Photos of a tree hay harvest - not much detailed info
Article on the use of tree hay - photo of an ancient tree harvested for fodder
forum discussion on tree hay
While this info is all interesting, there seems to be very little detailed information on application of these ideas:
How much hay do you need?
How much tree hay equates to a bale of ordinary hay?
Does the hay need special handling or storage - ie a barn for storing until winter
What can be done to make the process efficient - tools, handling methods etc...?
Any info or personal experiences welcome!
I've chopped kudzu and dried it out all the way to kudzu hay. Makes a good supplement to the chicken's feed.
Also, i forgot to mention... nitrogen fixing trees would be really good to use here. I could imagine intercropping a row of n-fixers with other crops. When you shred the stems from the tree some of the roots die back, adding nitrogen to the soil.
because there's a fair amount of inedible wood left in the mix and it wasn't ever compressed like a bail of hay would be, it took up a lot more space than a comparable amount of grass or alfalfa hay. the goats were pretty darn fond of it, though.
in the future, I would like to shred the black locusts twice each year. once earlier in the summer after the trees are completely leafed out, then once more toward the end of summer while it's still warm and dry enough to dry the leaves. black locust is a vigorous enough tree that it ought to handle the abuse just fine, and I'm sure the sea berries nearby would appreciate getting more sun.
Julia Winter wrote:I did this on a very small scale for our pet bunny.
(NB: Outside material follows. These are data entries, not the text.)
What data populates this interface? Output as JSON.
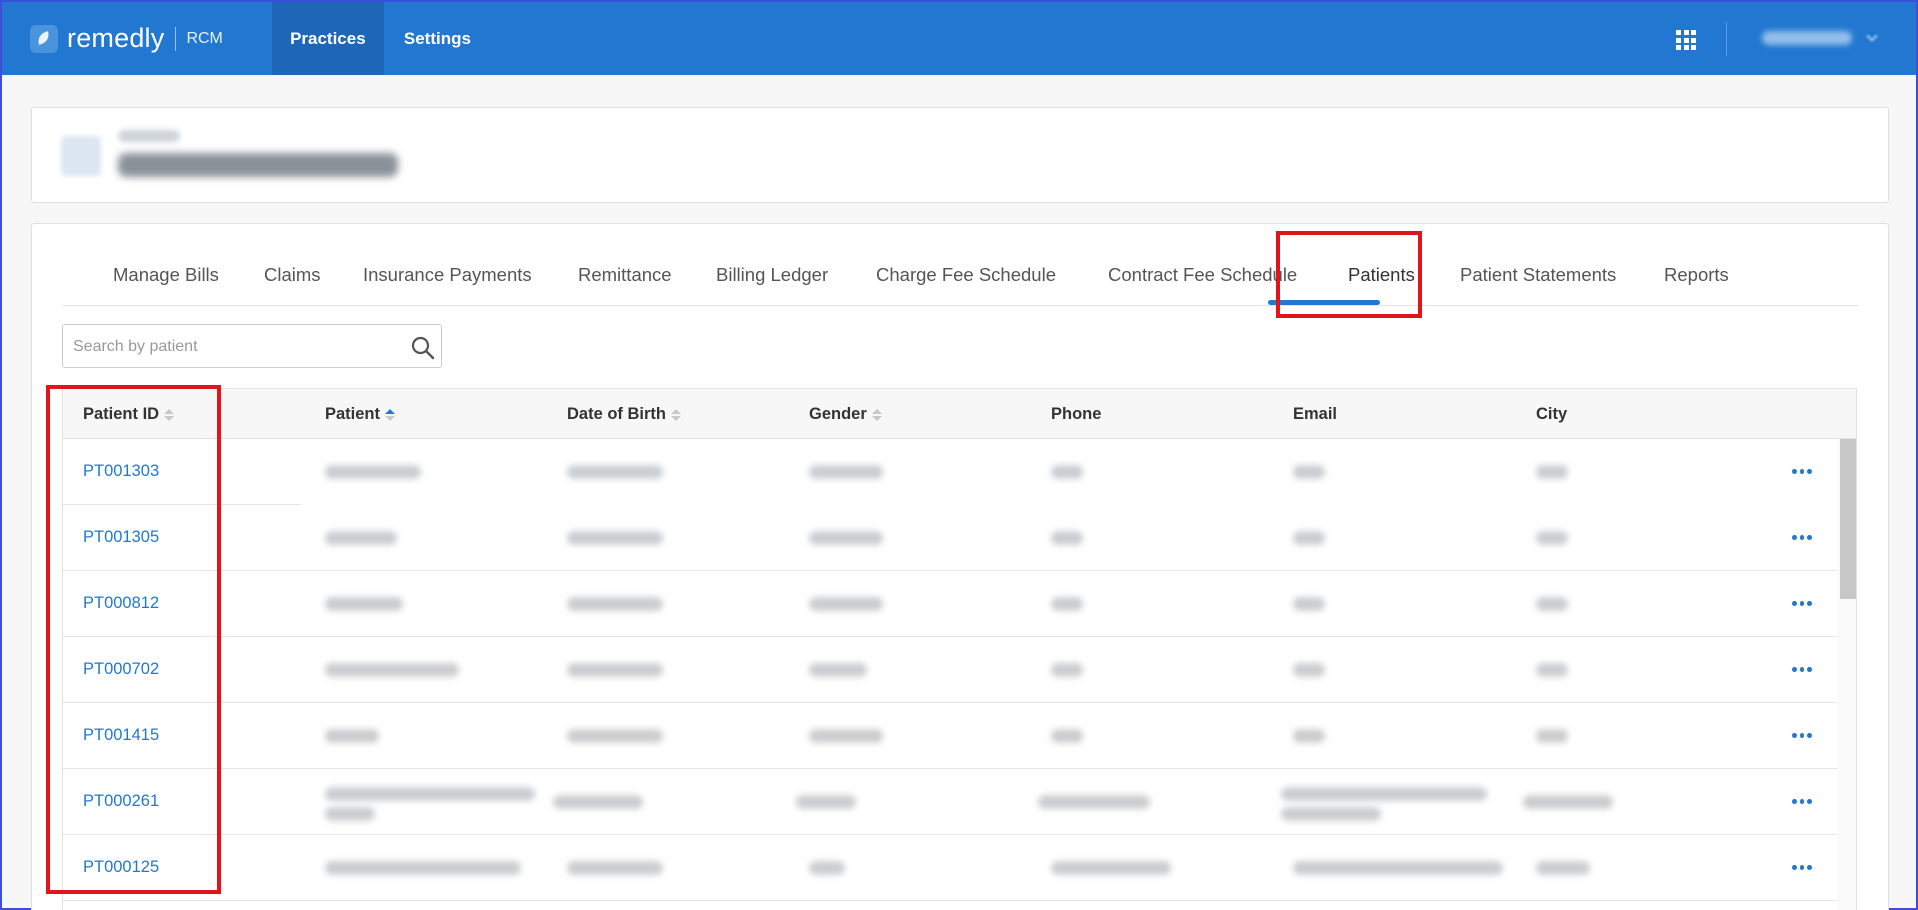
{
  "topbar": {
    "brand": "remedly",
    "brand_sub": "RCM",
    "nav": [
      {
        "label": "Practices",
        "active": true
      },
      {
        "label": "Settings",
        "active": false
      }
    ],
    "apps_icon": "grid-icon",
    "user_menu_icon": "chevron-down-icon"
  },
  "tabs": [
    {
      "label": "Manage Bills"
    },
    {
      "label": "Claims"
    },
    {
      "label": "Insurance Payments"
    },
    {
      "label": "Remittance"
    },
    {
      "label": "Billing Ledger"
    },
    {
      "label": "Charge Fee Schedule"
    },
    {
      "label": "Contract Fee Schedule"
    },
    {
      "label": "Patients",
      "active": true
    },
    {
      "label": "Patient Statements"
    },
    {
      "label": "Reports"
    }
  ],
  "search": {
    "placeholder": "Search by patient",
    "value": ""
  },
  "table": {
    "columns": [
      {
        "label": "Patient ID",
        "sortable": true,
        "sort": "none"
      },
      {
        "label": "Patient",
        "sortable": true,
        "sort": "asc"
      },
      {
        "label": "Date of Birth",
        "sortable": true,
        "sort": "none"
      },
      {
        "label": "Gender",
        "sortable": true,
        "sort": "none"
      },
      {
        "label": "Phone",
        "sortable": false
      },
      {
        "label": "Email",
        "sortable": false
      },
      {
        "label": "City",
        "sortable": false
      }
    ],
    "rows": [
      {
        "patient_id": "PT001303"
      },
      {
        "patient_id": "PT001305"
      },
      {
        "patient_id": "PT000812"
      },
      {
        "patient_id": "PT000702"
      },
      {
        "patient_id": "PT001415"
      },
      {
        "patient_id": "PT000261"
      },
      {
        "patient_id": "PT000125"
      }
    ]
  },
  "colors": {
    "brand": "#2278d0",
    "highlight": "#e0141b"
  }
}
She LOVES apple branches, so when I pruned the trees of water sprouts in summer, I stashed them in a dry spot. The leaves dried but were still somewhat green, and she ate them happily, then gnawed at the yummy apple bark.
Julia - good idea simply collecting prunings that are made day to day around the place. Not much additional work, provided that you have things set up well. Some kind of rack with a roof, probably adjacent to where you were going to be doing reasonable amount of regular pruning would do the trick. My guess is you wouldn't replace much quantity of hay that way, but you would be providing a more varied diet.
My goats eat dried alder leaves all the time. Why not just rake up some leaves?
if you have abundant feed at those times of years i cant see why it couldn't be cut and bailed, after a few years it does grow a decent trunk but a vertical knife assembly should do fine..
But seems to tick all the boxes you have suggested , not knowing your location makes it a little difficult , although this plant grows practically anywhere
Also the Bottle tree family (Brachychiton) is used in a similar manner , though i feel would be too labor intensive and couldn't be stored easily but are green year round here ..
I suppose you could use dried leaves in the winter, but hay bales would work better I think.